1. I thought Ross Seyfried won the first one using the holster & gun he carried daily on his ranch. (I have a nice pair of scrimshawed grips his wife made on one of my 45s)

    • James, Ray Chapman won the first world match in Zurich in 1975, when the International Practical Shooting Confederation was still embryonic. Ross Seyfried won in 1981 in Johannesburg, the second American to win the world title. Ross used a Pachmayr Custom Colt 1911 .45 auto, similar to Ray’s, drawn from a Milt Sparks hip holster (#1AT if I recall correctly). He wore a #1AT at the ranch in the same spot, but he once told me that on the ranch it carried a blue steel Smith & Wesson Model 29 .44 Magnum revolver with 4″ barrel most days, in case he had to deal with rogue livestock.

  2. Ah, the blue pins…wouldn’t that get your goat?! Personally, I really like a hot loaded .357 Magnum for this game, a friend and I developed an absolutely gorgeous load using an odd weight lead tipped copper jacketed bullet which dropped them like rocks in water back in the day. I wonder what a heavy bullet .357SIG might be able to do, Mas?

    • You know, Paul, I don’t know anyone shooting pins with .357 SIG. I should think about that…

      • I have never shot pins but I do have a .357 SIG barrel for my FNX-40 and, with this barrel, I think that the pistol shoots tighter groups with the .357 SIG ammo as opposed to the .40 S&W ammo used in its factory barrel.

        I believe that Hornady has a heavy bullet .357 SIG load in its Custom line of ammunition. It uses a 147 gr. XTP bullet at a claimed 1225 fps. This gives about 490 ft-lbs. of muzzle energy which (I would think) would take down a pin easy enough. It is my understanding that the XTP line of bullets tend to give good accuracy. Maybe this would be a good “Pin Killer” load for a .357 SIG pistol?

      • Okay Mas, there ya go. Take your G31, load with the 147 XTP (I’m a Hornady fan too), and go spank those pins!

      • A Mozambique Drill contest for the bowling pin shooters could be introduced. The third shot in each of these drills would then only be for the pinheads.
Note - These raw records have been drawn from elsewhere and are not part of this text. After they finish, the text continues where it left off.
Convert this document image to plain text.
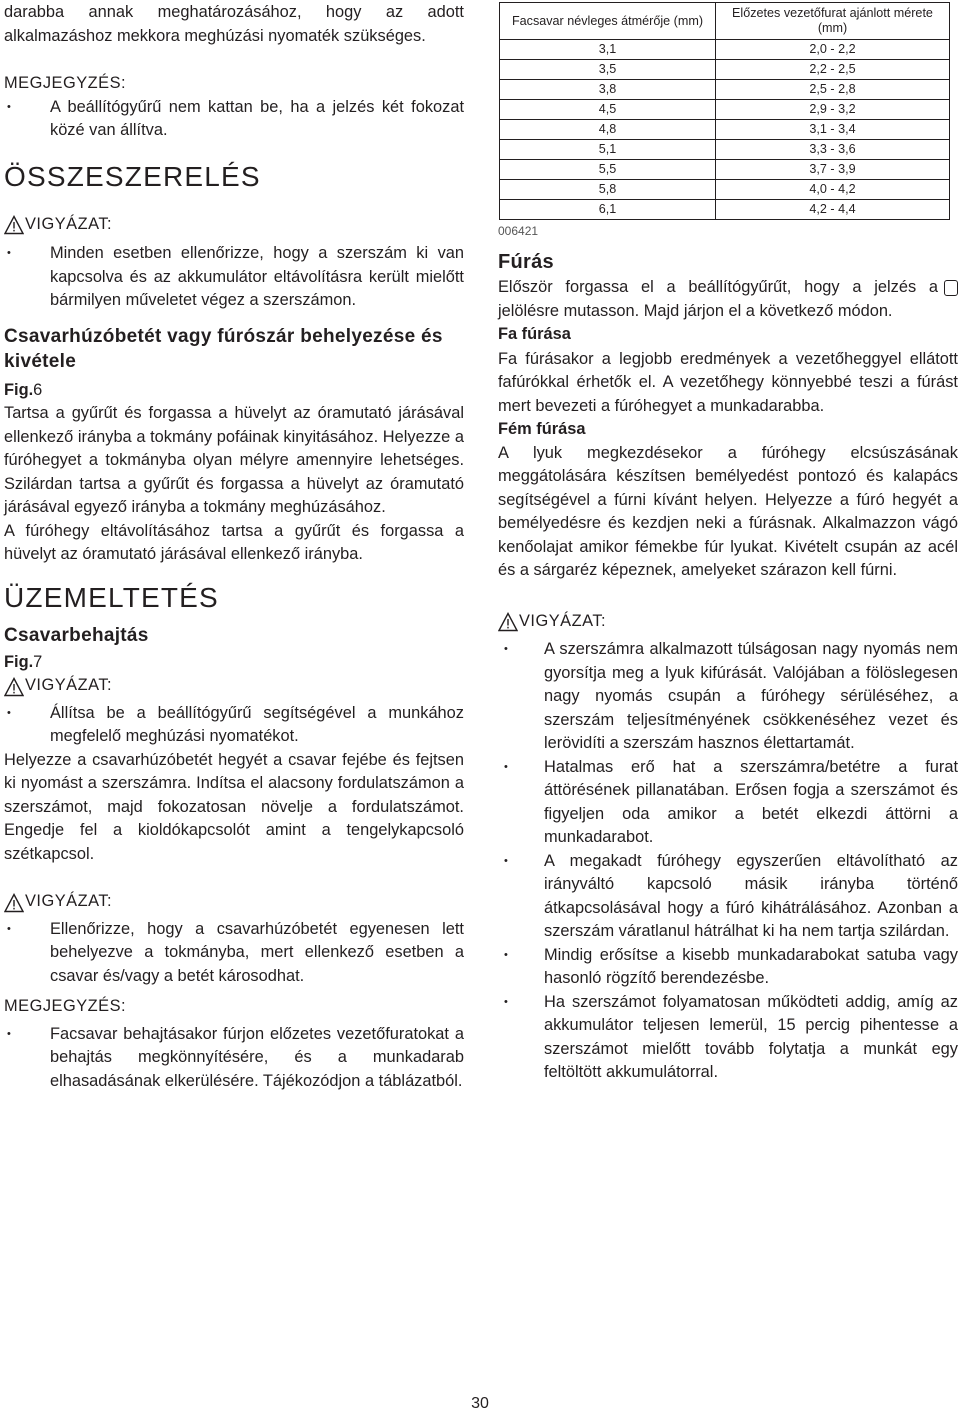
darabba annak meghatározásához, hogy az adott alkalmazáshoz mekkora meghúzási nyomaték szükséges.

MEGJEGYZÉS:
• A beállítógyűrű nem kattan be, ha a jelzés két fokozat közé van állítva.
ÖSSZESZERELÉS
VIGYÁZAT:
• Minden esetben ellenőrizze, hogy a szerszám ki van kapcsolva és az akkumulátor eltávolításra került mielőtt bármilyen műveletet végez a szerszámon.
Csavarhúzóbetét vagy fúrószár behelyezése és kivétele
Fig.6

Tartsa a gyűrűt és forgassa a hüvelyt az óramutató járásával ellenkező irányba a tokmány pofáinak kinyitásához. Helyezze a fúróhegyet a tokmányba olyan mélyre amennyire lehetséges. Szilárdan tartsa a gyűrűt és forgassa a hüvelyt az óramutató járásával egyező irányba a tokmány meghúzásához.

A fúróhegy eltávolításához tartsa a gyűrűt és forgassa a hüvelyt az óramutató járásával ellenkező irányba.

ÜZEMELTETÉS
Csavarbehajtás
Fig.7
VIGYÁZAT:
• Állítsa be a beállítógyűrű segítségével a munkához megfelelő meghúzási nyomatékot.

Helyezze a csavarhúzóbetét hegyét a csavar fejébe és fejtsen ki nyomást a szerszámra. Indítsa el alacsony fordulatszámon a szerszámot, majd fokozatosan növelje a fordulatszámot. Engedje fel a kioldókapcsolót amint a tengelykapcsoló szétkapcsol.

VIGYÁZAT:
• Ellenőrizze, hogy a csavarhúzóbetét egyenesen lett behelyezve a tokmányba, mert ellenkező esetben a csavar és/vagy a betét károsodhat.
MEGJEGYZÉS:
• Facsavar behajtásakor fúrjon előzetes vezetőfuratokat a behajtás megkönnyítésére, és a munkadarab elhasadásának elkerülésére. Tájékozódjon a táblázatból.
Facsavar névleges átmérője (mm)	Előzetes vezetőfurat ajánlott mérete (mm)
3,1	2,0 - 2,2
3,5	2,2 - 2,5
3,8	2,5 - 2,8
4,5	2,9 - 3,2
4,8	3,1 - 3,4
5,1	3,3 - 3,6
5,5	3,7 - 3,9
5,8	4,0 - 4,2
6,1	4,2 - 4,4
006421
Fúrás

Először forgassa el a beállítógyűrűt, hogy a jelzés a jelölésre mutasson. Majd járjon el a következő módon.

Fa fúrása

Fa fúrásakor a legjobb eredmények a vezetőheggyel ellátott fafúrókkal érhetők el. A vezetőhegy könnyebbé teszi a fúrást mert bevezeti a fúróhegyet a munkadarabba.

Fém fúrása

A lyuk megkezdésekor a fúróhegy elcsúszásának meggátolására készítsen bemélyedést pontozó és kalapács segítségével a fúrni kívánt helyen. Helyezze a fúró hegyét a bemélyedésre és kezdjen neki a fúrásnak. Alkalmazzon vágó kenőolajat amikor fémekbe fúr lyukat. Kivételt csupán az acél és a sárgaréz képeznek, amelyeket szárazon kell fúrni.

VIGYÁZAT:
• A szerszámra alkalmazott túlságosan nagy nyomás nem gyorsítja meg a lyuk kifúrását. Valójában a fölöslegesen nagy nyomás csupán a fúróhegy sérüléséhez, a szerszám teljesítményének csökkenéséhez vezet és lerövidíti a szerszám hasznos élettartamát.
• Hatalmas erő hat a szerszámra/betétre a furat áttörésének pillanatában. Erősen fogja a szerszámot és figyeljen oda amikor a betét elkezdi áttörni a munkadarabot.
• A megakadt fúróhegy egyszerűen eltávolítható az irányváltó kapcsoló másik irányba történő átkapcsolásával hogy a fúró kihátrálásához. Azonban a szerszám váratlanul hátrálhat ki ha nem tartja szilárdan.
• Mindig erősítse a kisebb munkadarabokat satuba vagy hasonló rögzítő berendezésbe.
• Ha szerszámot folyamatosan működteti addig, amíg az akkumulátor teljesen lemerül, 15 percig pihentesse a szerszámot mielőtt tovább folytatja a munkát egy feltöltött akkumulátorral.
30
        Actually, these pin shoots look like the most fun, and practical practice at that, one can imagine. What an amazing competition!

  3. Mas,
    I am friends with a retired sheriff from Oceana county, which is on Lake Michigan, and the county seat is Hart. We played sports in high school together and also played fast pitch softball together after school.
    He had his life saved when he was a deputy sheriff, by his bullet proof vest, but not in the normal way. He was chasing down a DUI suspect, out in the country, which is pretty much most of Oceana county. This was at night, with a cloudy sky. The suspect came to a T in the road, and turned, and my friend missed the T and drove across the road, and hit the bank on the far side of the T. He had his seat belt on and was wearing his bullet proof vest. They told him at the hospital that if he was not wearing either one, the vest or the belt, he most likely would have been killed by the sudden jolt of hitting the steering wheel of the car into his ribs.
    I don’t know what type of vest he was wearing, but it was back in about 1982 or so. We both actually attended a program called the Student Trooper Program at the Michigan State Police Academy, him in 1976 and myself in 1977, in the summer between our junior and senior years of high school. It was meant as a trial to find out if you were interested in joining the State Police after high school.
    As I am sure you are aware, the Michigan State Police Academy is one of the most respected in the country, and the one week I was there, I could see why. I not only learned a lot, but I was impressed by the professionalism of the training officers. The only difference between what the troopers do and what we did as high schoolers is that we had more free time in the evenings. And we of course were not actually issued firearms, but we did have training in gun safety and shooting, back then it was with S and W .38 specials. They were wonderfully smooth guns from what I can remember. And the range was really well set up, with individual speakers in each station, where the RO could speak to either one or several or all the shooters.
    Anyway, sorry for such a long drawn out note, but welcome to this state, and come any time you wish. It really is a beautiful state.